Things get interesting when you realize the right analog stick can be used to activate turbo jets that can be used to hug particularly tight corners without braking, or do barrel-rolls and flip end-over-end when airborne. Not enough? One button makes your car deploy wings and fly.

In Story and Hardcore modes, you'll proceed through a number of obstacle course race tracks, aiming for the fastest time while pulling off the most tricks. Story mode is a good introduction, but Hardcore mode is aptly named. One of its first challenges requires you to turbo, hop, and then rotate your car ninety degrees in midair, in order to land on a perpendicular track. It can get pretty tricky, pretty quickly, and is a fun challenge.
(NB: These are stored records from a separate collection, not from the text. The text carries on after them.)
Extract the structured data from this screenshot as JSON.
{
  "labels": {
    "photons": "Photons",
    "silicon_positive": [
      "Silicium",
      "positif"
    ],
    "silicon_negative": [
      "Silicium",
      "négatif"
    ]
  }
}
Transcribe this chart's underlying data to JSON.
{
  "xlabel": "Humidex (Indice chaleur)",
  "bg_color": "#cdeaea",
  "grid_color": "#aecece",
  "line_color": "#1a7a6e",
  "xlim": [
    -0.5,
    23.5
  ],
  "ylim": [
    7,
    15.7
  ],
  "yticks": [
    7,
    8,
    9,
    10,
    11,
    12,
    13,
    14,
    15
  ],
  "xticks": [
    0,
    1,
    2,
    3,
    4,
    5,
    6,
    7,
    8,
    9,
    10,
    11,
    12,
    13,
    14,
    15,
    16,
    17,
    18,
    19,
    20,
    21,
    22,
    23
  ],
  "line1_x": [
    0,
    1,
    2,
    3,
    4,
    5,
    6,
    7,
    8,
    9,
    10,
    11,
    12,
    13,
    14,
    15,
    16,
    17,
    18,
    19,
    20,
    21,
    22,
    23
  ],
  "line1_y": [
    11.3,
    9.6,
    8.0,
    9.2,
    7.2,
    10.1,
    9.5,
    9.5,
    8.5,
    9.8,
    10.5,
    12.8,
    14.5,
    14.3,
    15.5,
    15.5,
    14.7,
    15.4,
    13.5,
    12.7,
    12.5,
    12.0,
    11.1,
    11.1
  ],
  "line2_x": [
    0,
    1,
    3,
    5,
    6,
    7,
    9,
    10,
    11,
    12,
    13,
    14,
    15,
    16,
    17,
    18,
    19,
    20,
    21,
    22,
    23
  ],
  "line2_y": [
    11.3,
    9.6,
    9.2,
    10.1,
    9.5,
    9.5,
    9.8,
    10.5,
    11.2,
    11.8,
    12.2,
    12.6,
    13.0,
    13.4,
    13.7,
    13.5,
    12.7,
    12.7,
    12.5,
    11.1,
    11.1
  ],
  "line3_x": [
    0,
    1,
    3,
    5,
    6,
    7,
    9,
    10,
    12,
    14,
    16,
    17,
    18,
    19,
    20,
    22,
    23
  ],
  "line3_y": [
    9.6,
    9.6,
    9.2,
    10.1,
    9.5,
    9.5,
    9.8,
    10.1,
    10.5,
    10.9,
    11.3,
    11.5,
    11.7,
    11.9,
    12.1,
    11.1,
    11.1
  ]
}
Challenge mode presents the player with some interesting bite-sized conundrums like flying through a minefield, and Stunt Mode lets players rack up as many points as they can while flipping, rolling, and flying across a huge playground ramps and loops. There are even some "old" tracks from earlier in development that you can race on which Team Nitronic has decided to include. These modes are all fun, but I think I prefer the pure survival-racing style of the Story and Hardcore modes best.

It's an awesome package of content, and while the online leaderboards and ability to race against the online "ghosts" of other players' best runs are great, Nitronic Rush's only real shortcoming--if you can even call it that--is a lack of multiplayer. It's totally understandable and not to be viewed as a negative, given that the game is free, but it's hard not to imagine how awesome a real-time competitive survival race against a friend could be. One can only hope that Team Nitronic will be able to parlay the concepts in Nitronic Rush into a full-blown release, somewhere down the road.

You can find free download links for the game (which clocks in at about 500MB) and check the system requirements on the official website.